To return to Akala, he neatly summarised the ‘self-serving fairy tale that suddenly, in 1807* – just three years after Haitian independence – guided by William Wilberforce alone, Britain abolished slavery because it was ‘the right thing to do’ as ‘a pile of twaddle’.
This misremembering thus serves to rewrite and whitewash our own relationship with the slave trade and consequently enables us to ignore the legacies of it which we still live with today. In Stroud, for instance, Stuart Butler has lifted the lid on the scale and extent of slave ownership in the local area. Using records made publicly available by University College London, of slave owners who were compensated by the British state for their loss of ‘property’ (no one thinking to compensate the actual slaves for being ‘property’), Butler has also brought the names of some of these slave owners to light. Such as;
- Samuel Baker, of Lypiatt Park, who owned 410 slaves in Jamaica and was paid £7,990.
- John Clarke, of Frocester Estate, who owned 482 slaves in Jamaica and was paid £3,879 and 3 shillings.
- Mary Lindesey, of Minchinhampton, who owned 276 slaves in Antigua and was paid £4,194 12 shillings and 7 pence.
- Rev.
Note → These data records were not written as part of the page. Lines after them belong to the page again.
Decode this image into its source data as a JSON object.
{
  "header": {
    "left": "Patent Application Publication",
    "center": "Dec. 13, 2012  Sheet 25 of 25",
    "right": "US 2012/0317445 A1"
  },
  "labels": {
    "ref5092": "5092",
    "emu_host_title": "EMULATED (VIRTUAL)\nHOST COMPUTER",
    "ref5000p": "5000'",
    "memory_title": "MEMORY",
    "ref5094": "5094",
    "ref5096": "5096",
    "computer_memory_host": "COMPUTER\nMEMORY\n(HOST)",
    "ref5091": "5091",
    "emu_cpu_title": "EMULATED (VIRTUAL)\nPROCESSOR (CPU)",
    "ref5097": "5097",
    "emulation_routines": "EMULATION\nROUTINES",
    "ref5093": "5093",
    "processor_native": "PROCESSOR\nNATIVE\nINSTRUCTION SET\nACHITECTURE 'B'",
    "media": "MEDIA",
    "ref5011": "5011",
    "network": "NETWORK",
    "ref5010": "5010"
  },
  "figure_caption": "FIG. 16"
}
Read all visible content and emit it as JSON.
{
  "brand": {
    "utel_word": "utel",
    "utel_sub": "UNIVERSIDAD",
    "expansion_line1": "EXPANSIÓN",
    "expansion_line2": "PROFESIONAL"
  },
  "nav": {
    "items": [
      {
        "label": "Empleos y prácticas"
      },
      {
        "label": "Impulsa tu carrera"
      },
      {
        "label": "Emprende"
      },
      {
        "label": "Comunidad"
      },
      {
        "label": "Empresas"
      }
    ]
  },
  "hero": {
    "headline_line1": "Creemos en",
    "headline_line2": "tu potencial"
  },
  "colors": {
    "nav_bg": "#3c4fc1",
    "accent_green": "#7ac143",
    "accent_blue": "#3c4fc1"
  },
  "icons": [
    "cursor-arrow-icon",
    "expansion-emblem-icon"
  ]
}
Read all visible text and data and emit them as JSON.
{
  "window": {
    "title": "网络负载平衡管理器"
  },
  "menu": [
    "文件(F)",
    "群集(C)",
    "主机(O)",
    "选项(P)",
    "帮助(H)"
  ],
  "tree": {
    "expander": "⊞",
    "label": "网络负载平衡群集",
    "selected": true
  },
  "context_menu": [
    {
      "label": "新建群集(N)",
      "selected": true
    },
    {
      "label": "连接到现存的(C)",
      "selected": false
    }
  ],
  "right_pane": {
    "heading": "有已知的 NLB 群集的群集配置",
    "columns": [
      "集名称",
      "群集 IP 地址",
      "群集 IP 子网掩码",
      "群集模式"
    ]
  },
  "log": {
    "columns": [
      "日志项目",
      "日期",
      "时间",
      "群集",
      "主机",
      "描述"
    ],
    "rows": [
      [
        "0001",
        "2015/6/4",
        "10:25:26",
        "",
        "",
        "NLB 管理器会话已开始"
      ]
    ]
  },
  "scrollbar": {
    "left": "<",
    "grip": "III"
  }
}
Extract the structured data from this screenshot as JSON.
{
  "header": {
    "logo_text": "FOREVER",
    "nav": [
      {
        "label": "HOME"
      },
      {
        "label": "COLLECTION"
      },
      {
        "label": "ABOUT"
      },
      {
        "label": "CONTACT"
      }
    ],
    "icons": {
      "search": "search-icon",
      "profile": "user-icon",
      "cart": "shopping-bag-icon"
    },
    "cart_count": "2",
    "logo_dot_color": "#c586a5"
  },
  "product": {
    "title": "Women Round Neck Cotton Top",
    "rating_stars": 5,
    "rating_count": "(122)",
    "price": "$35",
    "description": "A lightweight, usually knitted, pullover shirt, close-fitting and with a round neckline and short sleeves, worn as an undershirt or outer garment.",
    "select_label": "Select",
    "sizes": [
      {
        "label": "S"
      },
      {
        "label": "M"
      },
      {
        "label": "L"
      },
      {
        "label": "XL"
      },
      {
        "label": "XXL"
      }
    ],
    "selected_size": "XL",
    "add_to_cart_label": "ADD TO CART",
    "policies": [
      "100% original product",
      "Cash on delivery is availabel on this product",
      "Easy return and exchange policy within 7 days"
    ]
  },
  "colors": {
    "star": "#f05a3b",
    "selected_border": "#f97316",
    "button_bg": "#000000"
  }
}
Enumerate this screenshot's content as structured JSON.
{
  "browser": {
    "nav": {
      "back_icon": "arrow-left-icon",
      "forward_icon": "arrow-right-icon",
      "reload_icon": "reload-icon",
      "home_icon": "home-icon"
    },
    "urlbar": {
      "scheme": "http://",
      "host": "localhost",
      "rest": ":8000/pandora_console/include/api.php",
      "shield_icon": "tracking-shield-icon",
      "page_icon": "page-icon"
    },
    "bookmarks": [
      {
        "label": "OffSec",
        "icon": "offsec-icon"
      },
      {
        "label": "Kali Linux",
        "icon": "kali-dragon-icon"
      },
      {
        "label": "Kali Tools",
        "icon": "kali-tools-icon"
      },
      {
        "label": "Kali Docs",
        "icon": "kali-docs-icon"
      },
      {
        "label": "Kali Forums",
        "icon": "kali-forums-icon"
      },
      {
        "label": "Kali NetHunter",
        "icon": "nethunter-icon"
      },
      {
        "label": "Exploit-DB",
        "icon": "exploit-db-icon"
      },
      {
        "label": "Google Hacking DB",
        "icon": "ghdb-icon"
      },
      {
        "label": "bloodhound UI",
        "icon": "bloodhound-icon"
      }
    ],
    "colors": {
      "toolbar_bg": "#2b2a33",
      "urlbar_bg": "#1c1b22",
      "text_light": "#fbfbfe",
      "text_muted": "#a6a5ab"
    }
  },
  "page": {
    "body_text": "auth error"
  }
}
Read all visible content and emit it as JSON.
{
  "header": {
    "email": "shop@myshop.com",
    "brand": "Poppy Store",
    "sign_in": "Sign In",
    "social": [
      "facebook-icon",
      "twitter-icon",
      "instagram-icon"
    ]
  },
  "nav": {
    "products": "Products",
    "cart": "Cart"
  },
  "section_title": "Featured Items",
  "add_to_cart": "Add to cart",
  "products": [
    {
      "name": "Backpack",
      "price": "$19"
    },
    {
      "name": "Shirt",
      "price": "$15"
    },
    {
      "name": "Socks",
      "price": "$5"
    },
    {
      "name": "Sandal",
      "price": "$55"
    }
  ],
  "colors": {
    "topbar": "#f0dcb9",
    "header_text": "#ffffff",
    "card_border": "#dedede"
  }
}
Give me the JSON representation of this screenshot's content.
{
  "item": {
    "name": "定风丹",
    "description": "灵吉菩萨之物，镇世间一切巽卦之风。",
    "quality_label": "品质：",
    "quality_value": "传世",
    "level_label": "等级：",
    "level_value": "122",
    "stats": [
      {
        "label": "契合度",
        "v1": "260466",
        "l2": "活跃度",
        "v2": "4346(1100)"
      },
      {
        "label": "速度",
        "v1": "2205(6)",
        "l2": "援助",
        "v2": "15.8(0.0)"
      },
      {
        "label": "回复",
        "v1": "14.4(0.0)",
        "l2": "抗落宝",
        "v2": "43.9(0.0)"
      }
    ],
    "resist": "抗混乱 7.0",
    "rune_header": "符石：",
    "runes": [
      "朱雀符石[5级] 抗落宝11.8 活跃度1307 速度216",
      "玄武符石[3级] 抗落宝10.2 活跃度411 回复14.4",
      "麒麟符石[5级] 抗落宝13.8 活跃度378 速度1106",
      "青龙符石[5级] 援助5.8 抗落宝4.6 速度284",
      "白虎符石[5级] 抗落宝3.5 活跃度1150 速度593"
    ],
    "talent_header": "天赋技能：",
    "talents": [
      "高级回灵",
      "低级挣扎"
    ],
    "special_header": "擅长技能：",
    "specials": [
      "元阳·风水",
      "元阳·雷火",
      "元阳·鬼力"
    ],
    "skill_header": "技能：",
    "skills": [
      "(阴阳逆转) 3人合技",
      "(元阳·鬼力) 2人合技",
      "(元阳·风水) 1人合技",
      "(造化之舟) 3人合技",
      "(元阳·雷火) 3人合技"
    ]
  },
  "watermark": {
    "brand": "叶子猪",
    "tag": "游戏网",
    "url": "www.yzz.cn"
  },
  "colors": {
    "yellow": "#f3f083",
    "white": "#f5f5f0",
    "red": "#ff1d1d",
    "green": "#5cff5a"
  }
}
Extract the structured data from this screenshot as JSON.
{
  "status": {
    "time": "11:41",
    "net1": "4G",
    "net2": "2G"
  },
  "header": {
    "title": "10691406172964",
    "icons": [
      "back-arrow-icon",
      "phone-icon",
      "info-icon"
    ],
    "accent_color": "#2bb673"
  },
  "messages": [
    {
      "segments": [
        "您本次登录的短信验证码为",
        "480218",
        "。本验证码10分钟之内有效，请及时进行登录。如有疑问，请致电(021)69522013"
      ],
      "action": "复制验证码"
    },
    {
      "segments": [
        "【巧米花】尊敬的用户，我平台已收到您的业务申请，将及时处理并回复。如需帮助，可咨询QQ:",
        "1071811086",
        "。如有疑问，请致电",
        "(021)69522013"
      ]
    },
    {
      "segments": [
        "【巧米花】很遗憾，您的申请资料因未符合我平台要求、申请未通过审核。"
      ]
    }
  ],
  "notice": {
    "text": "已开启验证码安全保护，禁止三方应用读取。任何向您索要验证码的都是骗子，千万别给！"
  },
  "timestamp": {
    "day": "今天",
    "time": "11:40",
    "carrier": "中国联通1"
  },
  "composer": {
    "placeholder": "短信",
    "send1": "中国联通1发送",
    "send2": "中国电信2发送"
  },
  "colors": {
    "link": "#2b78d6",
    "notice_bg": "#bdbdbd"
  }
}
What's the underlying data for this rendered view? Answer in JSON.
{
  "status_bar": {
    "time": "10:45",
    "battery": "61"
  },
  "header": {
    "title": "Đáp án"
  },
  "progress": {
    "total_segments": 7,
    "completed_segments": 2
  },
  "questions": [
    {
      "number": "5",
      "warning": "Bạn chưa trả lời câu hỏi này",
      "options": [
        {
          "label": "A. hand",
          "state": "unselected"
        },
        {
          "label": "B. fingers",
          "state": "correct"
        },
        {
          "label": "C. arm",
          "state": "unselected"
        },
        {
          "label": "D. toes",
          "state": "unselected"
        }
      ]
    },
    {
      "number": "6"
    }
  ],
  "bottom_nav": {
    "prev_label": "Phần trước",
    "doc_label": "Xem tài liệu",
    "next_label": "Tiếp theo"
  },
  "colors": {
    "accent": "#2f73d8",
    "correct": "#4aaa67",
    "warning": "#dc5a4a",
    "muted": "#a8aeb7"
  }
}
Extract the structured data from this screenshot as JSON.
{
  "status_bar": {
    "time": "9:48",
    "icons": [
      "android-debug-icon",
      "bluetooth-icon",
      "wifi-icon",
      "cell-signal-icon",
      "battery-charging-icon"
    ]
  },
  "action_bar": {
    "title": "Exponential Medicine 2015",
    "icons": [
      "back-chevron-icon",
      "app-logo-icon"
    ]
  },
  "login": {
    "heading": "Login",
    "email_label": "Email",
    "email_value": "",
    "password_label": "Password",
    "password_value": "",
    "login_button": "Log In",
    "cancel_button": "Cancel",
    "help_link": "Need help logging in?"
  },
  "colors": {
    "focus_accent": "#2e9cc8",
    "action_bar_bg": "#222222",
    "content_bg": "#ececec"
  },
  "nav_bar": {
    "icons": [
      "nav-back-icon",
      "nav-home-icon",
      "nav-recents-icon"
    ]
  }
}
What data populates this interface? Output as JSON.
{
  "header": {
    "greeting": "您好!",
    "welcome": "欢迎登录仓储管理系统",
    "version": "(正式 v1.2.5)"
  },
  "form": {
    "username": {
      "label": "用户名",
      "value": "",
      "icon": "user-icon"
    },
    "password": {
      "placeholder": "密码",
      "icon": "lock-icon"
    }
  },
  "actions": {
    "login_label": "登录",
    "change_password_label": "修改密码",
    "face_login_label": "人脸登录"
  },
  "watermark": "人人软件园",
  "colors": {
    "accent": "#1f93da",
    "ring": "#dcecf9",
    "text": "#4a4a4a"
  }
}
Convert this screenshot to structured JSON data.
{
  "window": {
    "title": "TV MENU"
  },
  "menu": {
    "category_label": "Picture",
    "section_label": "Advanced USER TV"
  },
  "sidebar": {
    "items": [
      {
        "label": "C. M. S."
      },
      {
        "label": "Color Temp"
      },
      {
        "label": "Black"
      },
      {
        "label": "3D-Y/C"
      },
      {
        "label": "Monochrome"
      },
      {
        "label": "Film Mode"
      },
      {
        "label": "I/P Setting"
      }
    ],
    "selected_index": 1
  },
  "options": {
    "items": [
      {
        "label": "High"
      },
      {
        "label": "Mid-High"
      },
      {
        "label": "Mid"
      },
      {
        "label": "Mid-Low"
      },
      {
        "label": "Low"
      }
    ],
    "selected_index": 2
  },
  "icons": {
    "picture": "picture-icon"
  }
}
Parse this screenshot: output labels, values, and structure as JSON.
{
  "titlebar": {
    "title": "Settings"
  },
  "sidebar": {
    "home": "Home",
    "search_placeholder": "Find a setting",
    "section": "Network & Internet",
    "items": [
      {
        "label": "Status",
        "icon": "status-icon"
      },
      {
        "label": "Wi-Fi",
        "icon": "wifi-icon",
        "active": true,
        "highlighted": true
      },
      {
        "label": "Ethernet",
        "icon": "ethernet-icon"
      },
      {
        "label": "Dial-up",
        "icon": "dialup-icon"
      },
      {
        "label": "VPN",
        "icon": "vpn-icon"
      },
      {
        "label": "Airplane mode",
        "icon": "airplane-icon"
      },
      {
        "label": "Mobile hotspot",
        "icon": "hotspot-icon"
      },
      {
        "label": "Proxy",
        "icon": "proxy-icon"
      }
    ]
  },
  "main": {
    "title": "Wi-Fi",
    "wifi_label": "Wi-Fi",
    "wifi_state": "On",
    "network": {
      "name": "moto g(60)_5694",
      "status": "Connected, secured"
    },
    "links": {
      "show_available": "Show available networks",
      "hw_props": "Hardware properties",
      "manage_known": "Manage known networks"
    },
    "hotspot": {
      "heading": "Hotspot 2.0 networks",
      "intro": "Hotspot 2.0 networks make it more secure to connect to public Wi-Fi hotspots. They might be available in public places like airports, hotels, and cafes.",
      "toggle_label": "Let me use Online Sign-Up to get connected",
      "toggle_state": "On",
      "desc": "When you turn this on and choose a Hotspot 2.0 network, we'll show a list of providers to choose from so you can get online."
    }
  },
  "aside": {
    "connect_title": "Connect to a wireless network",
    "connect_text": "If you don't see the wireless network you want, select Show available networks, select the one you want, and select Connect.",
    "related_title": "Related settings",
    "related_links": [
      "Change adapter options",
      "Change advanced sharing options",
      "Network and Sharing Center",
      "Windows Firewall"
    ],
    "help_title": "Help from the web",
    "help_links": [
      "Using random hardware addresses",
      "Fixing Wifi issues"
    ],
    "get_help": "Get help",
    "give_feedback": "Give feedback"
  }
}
Joseph Ostrehan, of Sheepscombe Parsonage, who owned 3 slaves in Barbados and received £858 and 8 shillings.
When adjusting for inflation, £1,000 in 1833 is the equivalent to £120,000 in 2019, meaning that Samuel Baker was compensated to the tune of £958,211.20 when adjusted for inflation, with this amount having an economic share of GDP equivalent to £38,900,000 in today’s money. That’s almost exactly £95,000 per person.
These are vast sums of money, reflecting the economic value and importance of plantation slavery for the British and European economies and economic development. Development we still benefit from today.
Slavery has given us more than just this economic development, however. It was also built upon and justified through the development of racism. Racism here is a specifically designed system and hierarchy of power constructed to segregate black from white upon supposed biological lines in order to justify the horrific conditions and exploitations of chattel slavery. It is worth, at this point, remembering that these conditions were alive and kicking in British territories 187 years ago.
The divisions structured into the world then are still very much the divisions that we live with today on a global and a national level. We only need to look at the disproportionate global impact of the climate emergency, or the harrowing fact that black people in the UK are four times more likely to die from Coronavirus than whites, to see the impact of the structural racism.
Therefore, it is crucial that nationally, and within Stroud, we recalibrate who we remember when discussing the Transatlantic Slave Trade. That we recognise the extent to which the physical and social spaces we inhabit are directly built upon this. Finally, that we consequently consider, as the matter of life and death it so obviously is, the conscious and constant steps that we must take as a society to recognise and undo the racism so prevalent in all of our everyday lives.
*The slave trade, was abolished in 1807, but the act of owning slaves in British overseas territories was not abolished until 1833, and even then the ensuing employment practices represented little change for many.